I have difficulty understanding the output shapes and number of parameters of layers in a Keras CNN model.
Let's take this toy example:
model = Sequential()
model.add(Conv1D(7, kernel_size=40, activation="relu", input_shape=(60, 1)))
model.add(Conv1D(10, kernel_size=16, activation="relu"))
model.add(MaxPooling1D(pool_size=3))
model.summary()
The output is:
_________________________________________________________________
Layer (type) Output Shape Param #
=================================================================
conv1d_17 (Conv1D) (None, 21, 7) 287
_________________________________________________________________
conv1d_18 (Conv1D) (None, 6, 10) 1130
_________________________________________________________________
max_pooling1d_11 (MaxPooling (None, 2, 10) 0
=================================================================
Total params: 1,417
Trainable params: 1,417
Non-trainable params: 0
_________________________________________________________________
For the first Conv1D
layer, there are 7 filters of output size (60 - 40 + 1) = 21 each.
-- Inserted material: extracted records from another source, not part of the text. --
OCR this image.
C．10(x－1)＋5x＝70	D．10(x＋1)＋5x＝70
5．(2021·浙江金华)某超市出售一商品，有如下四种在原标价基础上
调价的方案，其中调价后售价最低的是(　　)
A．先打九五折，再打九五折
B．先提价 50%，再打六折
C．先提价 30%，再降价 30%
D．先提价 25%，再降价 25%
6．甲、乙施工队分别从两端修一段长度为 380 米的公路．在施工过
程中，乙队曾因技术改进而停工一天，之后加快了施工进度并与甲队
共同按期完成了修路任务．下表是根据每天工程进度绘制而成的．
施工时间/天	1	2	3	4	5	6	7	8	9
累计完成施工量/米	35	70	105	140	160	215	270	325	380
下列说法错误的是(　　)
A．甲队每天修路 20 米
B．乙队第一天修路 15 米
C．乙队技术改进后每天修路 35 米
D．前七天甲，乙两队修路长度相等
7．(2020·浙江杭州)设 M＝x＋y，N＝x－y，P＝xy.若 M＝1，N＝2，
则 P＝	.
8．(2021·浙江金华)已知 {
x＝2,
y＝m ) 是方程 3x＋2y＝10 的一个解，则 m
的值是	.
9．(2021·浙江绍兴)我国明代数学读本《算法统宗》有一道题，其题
The number of parameters is (40 + 1) * 7 = 287, to take the bias into account. So, I'm OK with it.
But on which dimension will operate the second Conv1D
layer? I guess that the output filter size is 21 - 16 + 1 = 6, but I don't understand by which operation we can go from 7 to 10 for the last dimension. I don't understand either how the number of parameters is computed.
Finally, I don't understand the output shape of the MaxPooling1D
layer, since I would expect the output size to be 6 - 3 + 1 = 4 and not 2. How is it computed?